第9話「狩人は夢を見る」
担架の上では、空はずっと揺れていた。エミーリアが意識を回復した時、既に戦闘は終わっていて、負傷者の手当てと搬送が進められていた。後方からやってきた蛇と杖のマークの救護車両に次々と負傷者が積み込まれていた。「寝たふりはするなよ、エミーリア。戻ってきたのは分かっとる」「……頭が痛い……」「少し破片がかすっとったからの。脳が揺さぶられたんじゃろ」エミーリアは頭に巻かれた包帯に触れた。ミイラ女のようになっている感じだ。だが鈍い痛みだけで意識ははっきりしていた。命に別状がないことは、長年の勘からわかった。見渡せば誰もがのんびりしているーー負傷者や破壊された機材の修理や交換作業があるが、ラーテⅤが大破していたのならこんなにのんびりはしていない筈だ。ーーラーテ、彼女はその巨体をボロボロにしてなおしかし、そこにそびえていた。
「今は休んどれ」「そうさせてもらうは。頭が痛い……」「ほれ、ロゼッタも心配しとる」とドーラはロゼッタをエミーリアに乗せた。大きなフクロウの重みがエミーリアの腹を襲った。「ぐえっ」とエミーリアらしくない声が漏れた。そんなエミーリアをドーラが笑った。生きた重しのこのフクロウは、主人を心配する素振りを見せていたが、無事だとわかった途端に毛繕いを始めた。「輸送船団が運んでいたのはーー」ドーラが腹の上のロゼッタを抱えて「ーーただの真水だったそうじゃ」海峡を巡洋艦の艦隊に追跡され命懸けで逃げていた輸送船団の積荷が、真水だった。エミーリアはそれを聞いて「輸送船団の人たちはさぞや腹を立てたでしょうね。自分たちは祖国を救う遺跡の何かを運んでいると信じて、命をかけていたから……」エミーリアは輸送船団にいた人たちが気の毒に思えた。つまり彼ら彼女らは『囮』だったのだ。「なんじゃ、他人の心配ばかりじゃの。怒らんのか?」「何を?ドーラ、私たちは『何ができた』と思って?」ドーラはにんまりと笑って見せた。まさに我が意をえたりと言わんばかりに豪快に「メカリス海軍最強最新鋭の重巡洋艦艦隊を撃退した!なるほどこれは大戦果!しかも栄光のダオティッチュ海軍戦艦部隊ではなく、我らが陸上戦艦艦隊が、じゃ!」「そう。なら、何か他に必要かしら?ちょっとだけ不満もあるにはあるけどーー」エミーリアは、ドーラに負けない笑顔を見せ「ーーそれが何か問題?」
「あっはっはっはっ!」ドーラは笑った。豪快に笑った。それはこの上ない、『大勝利』を意味していた。「ところでドーラ?あなた、こんなところでのんびりしていても良いのかしら?戦いの終わった後始末のほうが大変の筈だけど」「まっ、その辺は死人どもにやらせとる。しぶとい連中じゃよ、あの大爆発の中でも誰も死なずに生きとったからの。重傷のものもおるから、見舞いに顔を出してやらんと寂しがるぞ」エミーリアは、ぽかん、とした顔を隠さなかった。

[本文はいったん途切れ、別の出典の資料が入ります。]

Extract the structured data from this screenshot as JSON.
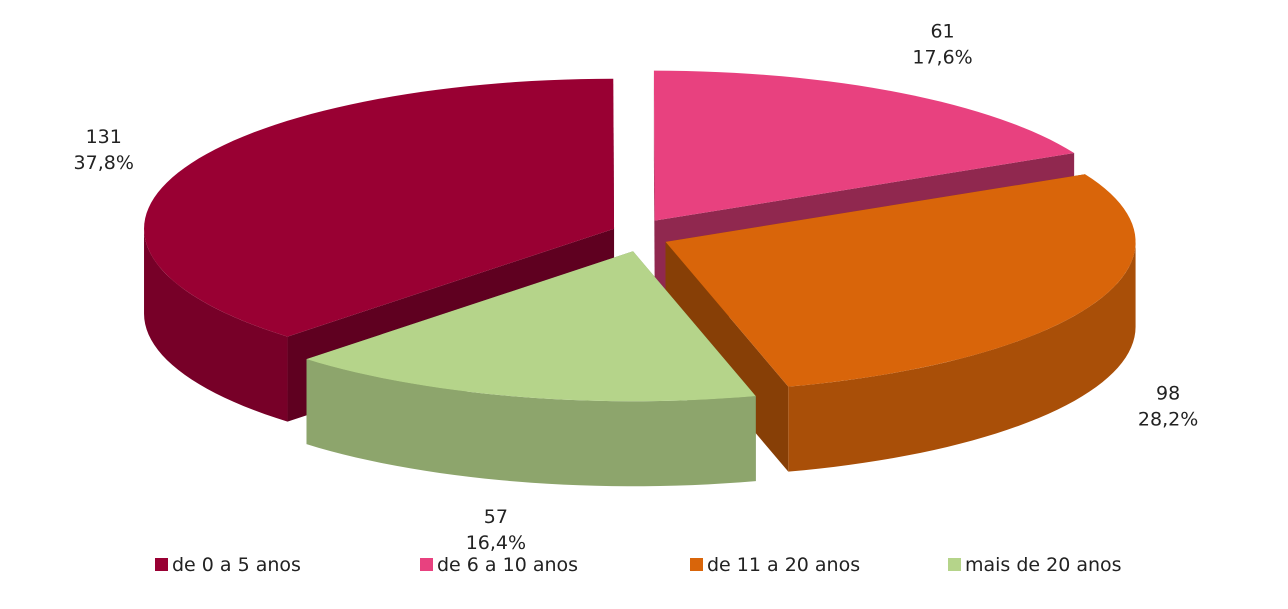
{
  "chart_data": {
    "type": "pie3d",
    "categories": [
      "de 0 a 5 anos",
      "de 6 a 10 anos",
      "de 11 a 20 anos",
      "mais de 20 anos"
    ],
    "values": [
      131,
      61,
      98,
      57
    ],
    "percent_labels": [
      "37,8%",
      "17,6%",
      "28,2%",
      "16,4%"
    ],
    "colors": [
      "#990033",
      "#e8417f",
      "#d9650a",
      "#b5d48a"
    ],
    "legend": "bottom"
  }
}
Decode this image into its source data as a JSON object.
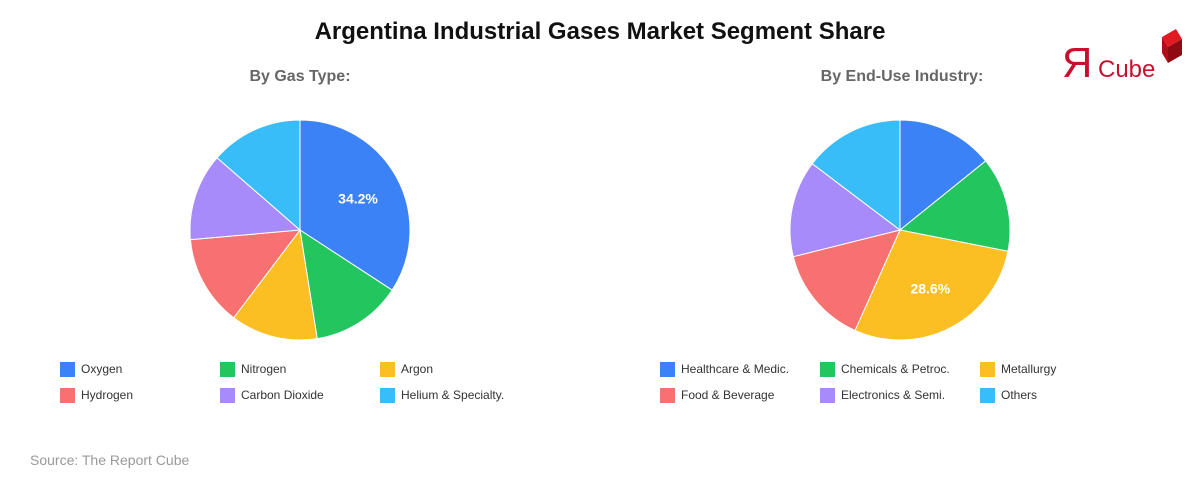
{
  "title": "Argentina Industrial Gases Market Segment Share",
  "source": "Source: The Report Cube",
  "logo": {
    "r": "Я",
    "text": "Cube",
    "color": "#c8102e"
  },
  "chart_data": [
    {
      "type": "pie",
      "title": "By Gas Type:",
      "categories": [
        "Oxygen",
        "Nitrogen",
        "Argon",
        "Hydrogen",
        "Carbon Dioxide",
        "Helium & Specialty."
      ],
      "values": [
        34.2,
        13.3,
        12.8,
        13.3,
        12.8,
        13.6
      ],
      "colors": [
        "#3b82f6",
        "#22c55e",
        "#fbbf24",
        "#f87171",
        "#a78bfa",
        "#38bdf8"
      ],
      "data_labels": [
        {
          "category": "Oxygen",
          "label": "34.2%"
        }
      ],
      "legend_position": "bottom"
    },
    {
      "type": "pie",
      "title": "By End-Use Industry:",
      "categories": [
        "Healthcare & Medic.",
        "Chemicals & Petroc.",
        "Metallurgy",
        "Food & Beverage",
        "Electronics & Semi.",
        "Others"
      ],
      "values": [
        14.2,
        13.9,
        28.6,
        14.4,
        14.2,
        14.7
      ],
      "colors": [
        "#3b82f6",
        "#22c55e",
        "#fbbf24",
        "#f87171",
        "#a78bfa",
        "#38bdf8"
      ],
      "data_labels": [
        {
          "category": "Metallurgy",
          "label": "28.6%"
        }
      ],
      "legend_position": "bottom"
    }
  ]
}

エミーリアの瞳に、ラーテⅤの残骸が写った。見るも無残……とは明らかに様子が違った。ラーテⅤは遺跡のエンジン部に直撃弾を喰らい、大爆発を起こした。その筈だった。だが彼女の目の前にいる“なにか”は、灰色の、コンクリートとも石とも違う何かが暴れたような、水面に物を投げた後の飛び散ったうねりのように花を作っていた。それはエンジンという種子から、何かが発芽しかけた、そんな印象をエミーリアは受けた。ともあれーー役目はここまで、“彼女”はもう一度瞳を閉じた。